Politics, Legislation, Election Notes
Democrats promote their legislation. Whoop de dam do, as Biden hits the promotional trail to Michigan touting the potential benefits of the infrastructure bills now currently in a Manchin and Sinema logjam. Gotta realize, it’s hard to promote something when you don’t know what that something is, exactly. Can’t help most Americans from thinking “let’s wait and see” with just about everything that has to do with politics. Worst outcome politically: The Democrats pass infrastructure bills that help people that are essentially invisible. Democrats remain terrible at systematically dramatizing their accomplishments.

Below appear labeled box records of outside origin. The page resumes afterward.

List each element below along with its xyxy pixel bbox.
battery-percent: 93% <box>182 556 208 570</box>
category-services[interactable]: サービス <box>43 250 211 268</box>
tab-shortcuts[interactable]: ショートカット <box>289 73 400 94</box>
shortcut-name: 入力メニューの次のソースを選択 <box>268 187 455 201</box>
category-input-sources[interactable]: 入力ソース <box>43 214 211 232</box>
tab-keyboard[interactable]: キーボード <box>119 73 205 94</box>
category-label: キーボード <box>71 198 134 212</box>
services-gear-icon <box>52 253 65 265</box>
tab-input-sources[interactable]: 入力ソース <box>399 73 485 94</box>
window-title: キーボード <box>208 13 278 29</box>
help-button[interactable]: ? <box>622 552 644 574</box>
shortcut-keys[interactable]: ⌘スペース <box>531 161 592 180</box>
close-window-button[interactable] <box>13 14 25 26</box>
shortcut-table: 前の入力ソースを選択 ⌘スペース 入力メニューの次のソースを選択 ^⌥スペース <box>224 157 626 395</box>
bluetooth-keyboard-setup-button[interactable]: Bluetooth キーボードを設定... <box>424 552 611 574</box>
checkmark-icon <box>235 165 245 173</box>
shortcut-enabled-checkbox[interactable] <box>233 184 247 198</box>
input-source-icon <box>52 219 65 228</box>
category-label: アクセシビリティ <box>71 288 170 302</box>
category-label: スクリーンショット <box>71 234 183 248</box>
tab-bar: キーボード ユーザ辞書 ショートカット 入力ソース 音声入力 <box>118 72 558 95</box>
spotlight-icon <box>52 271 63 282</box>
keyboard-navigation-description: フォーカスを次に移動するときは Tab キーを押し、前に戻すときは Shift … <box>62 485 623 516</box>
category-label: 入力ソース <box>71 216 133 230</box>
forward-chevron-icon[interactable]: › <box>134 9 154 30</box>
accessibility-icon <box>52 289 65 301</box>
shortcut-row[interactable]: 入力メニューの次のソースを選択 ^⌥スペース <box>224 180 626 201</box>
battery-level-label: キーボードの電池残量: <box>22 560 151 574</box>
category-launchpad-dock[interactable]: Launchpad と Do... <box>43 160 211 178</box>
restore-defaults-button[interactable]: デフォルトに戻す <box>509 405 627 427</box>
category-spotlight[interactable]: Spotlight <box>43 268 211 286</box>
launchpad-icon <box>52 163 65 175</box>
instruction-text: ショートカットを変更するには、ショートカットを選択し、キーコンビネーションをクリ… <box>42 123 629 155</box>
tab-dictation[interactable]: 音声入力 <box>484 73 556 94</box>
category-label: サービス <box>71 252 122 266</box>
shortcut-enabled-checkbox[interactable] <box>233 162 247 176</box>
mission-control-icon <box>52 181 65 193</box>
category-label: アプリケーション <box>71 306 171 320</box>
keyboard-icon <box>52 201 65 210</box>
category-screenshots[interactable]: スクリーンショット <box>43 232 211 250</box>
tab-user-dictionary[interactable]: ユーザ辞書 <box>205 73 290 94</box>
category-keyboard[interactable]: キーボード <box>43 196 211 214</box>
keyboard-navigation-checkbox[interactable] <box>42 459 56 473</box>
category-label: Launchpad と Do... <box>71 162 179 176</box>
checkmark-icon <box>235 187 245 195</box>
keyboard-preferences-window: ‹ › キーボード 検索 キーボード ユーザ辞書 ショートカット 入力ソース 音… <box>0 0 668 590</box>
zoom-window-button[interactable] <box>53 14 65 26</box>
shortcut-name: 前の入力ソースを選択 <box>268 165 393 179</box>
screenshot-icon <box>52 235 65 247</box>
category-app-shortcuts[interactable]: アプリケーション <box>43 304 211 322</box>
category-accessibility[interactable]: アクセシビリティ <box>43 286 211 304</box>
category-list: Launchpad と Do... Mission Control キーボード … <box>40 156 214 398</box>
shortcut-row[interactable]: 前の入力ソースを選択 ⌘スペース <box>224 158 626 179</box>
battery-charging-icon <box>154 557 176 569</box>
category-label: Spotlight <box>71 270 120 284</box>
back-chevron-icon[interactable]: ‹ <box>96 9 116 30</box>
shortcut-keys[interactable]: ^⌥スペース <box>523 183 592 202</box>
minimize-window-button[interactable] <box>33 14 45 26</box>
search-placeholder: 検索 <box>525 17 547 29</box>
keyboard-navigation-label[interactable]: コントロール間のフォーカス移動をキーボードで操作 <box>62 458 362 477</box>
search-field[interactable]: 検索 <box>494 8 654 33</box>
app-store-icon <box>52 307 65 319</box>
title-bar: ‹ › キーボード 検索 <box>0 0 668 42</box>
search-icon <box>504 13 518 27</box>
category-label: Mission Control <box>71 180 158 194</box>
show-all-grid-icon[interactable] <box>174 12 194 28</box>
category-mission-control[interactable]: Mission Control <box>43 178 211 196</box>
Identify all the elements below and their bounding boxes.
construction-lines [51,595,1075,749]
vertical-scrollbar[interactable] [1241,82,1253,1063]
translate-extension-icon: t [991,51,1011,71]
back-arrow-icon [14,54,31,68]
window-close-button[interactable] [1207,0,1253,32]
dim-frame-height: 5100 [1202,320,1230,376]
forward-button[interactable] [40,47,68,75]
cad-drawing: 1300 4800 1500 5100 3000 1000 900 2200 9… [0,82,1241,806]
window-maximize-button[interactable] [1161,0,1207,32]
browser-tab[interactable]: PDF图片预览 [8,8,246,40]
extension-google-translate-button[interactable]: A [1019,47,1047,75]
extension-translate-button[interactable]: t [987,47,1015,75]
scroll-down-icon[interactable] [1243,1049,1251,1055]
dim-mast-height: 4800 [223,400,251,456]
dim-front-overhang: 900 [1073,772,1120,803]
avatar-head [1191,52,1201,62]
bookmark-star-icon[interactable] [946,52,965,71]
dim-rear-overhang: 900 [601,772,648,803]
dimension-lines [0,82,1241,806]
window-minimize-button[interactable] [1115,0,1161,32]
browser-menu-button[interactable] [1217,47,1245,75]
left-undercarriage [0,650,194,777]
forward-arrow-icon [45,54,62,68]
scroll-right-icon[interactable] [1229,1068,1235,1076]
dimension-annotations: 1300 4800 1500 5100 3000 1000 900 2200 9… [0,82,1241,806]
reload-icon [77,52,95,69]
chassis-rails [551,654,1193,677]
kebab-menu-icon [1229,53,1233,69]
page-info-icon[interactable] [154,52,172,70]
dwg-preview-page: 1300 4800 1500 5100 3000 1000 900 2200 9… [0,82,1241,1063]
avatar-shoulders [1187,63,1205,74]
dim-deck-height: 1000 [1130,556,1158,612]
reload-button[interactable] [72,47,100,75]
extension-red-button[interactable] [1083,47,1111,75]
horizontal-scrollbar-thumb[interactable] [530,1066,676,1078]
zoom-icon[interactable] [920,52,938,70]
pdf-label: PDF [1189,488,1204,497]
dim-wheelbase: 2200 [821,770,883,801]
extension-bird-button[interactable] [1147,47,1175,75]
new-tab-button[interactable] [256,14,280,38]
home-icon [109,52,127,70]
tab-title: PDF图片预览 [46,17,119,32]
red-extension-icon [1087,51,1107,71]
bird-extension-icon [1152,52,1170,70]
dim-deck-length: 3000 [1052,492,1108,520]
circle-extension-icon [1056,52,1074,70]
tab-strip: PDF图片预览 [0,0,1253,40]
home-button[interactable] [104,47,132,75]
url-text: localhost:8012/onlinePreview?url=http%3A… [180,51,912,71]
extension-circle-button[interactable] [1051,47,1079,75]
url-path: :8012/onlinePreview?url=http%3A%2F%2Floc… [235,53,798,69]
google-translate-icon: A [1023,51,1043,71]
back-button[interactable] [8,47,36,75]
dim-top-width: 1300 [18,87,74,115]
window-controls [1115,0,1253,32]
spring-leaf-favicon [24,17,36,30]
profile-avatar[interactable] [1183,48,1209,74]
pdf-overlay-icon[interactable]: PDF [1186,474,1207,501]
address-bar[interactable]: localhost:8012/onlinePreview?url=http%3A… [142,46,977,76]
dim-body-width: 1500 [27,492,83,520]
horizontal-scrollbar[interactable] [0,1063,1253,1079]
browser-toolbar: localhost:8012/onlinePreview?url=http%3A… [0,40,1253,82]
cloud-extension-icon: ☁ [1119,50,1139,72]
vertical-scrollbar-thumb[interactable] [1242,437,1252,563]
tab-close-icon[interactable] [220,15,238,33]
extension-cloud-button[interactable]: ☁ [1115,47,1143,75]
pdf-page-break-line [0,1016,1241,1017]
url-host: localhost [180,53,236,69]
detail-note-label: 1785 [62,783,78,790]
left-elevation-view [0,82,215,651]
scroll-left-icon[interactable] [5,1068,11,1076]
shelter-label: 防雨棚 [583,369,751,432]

Pinned Point: Until the filibuster rules are modified, most of the Biden agenda will not pass the Senate.
Quote of the Week
America’s 50,000 Monuments: More Mermaids than Congresswomen, More Confederates than Abolitionists
Headline, The Washington Post, 10/06/2021.
[The IUY Weekly Journal assumes readers are at least casually familiar with names and events. For more details, check with internet search.]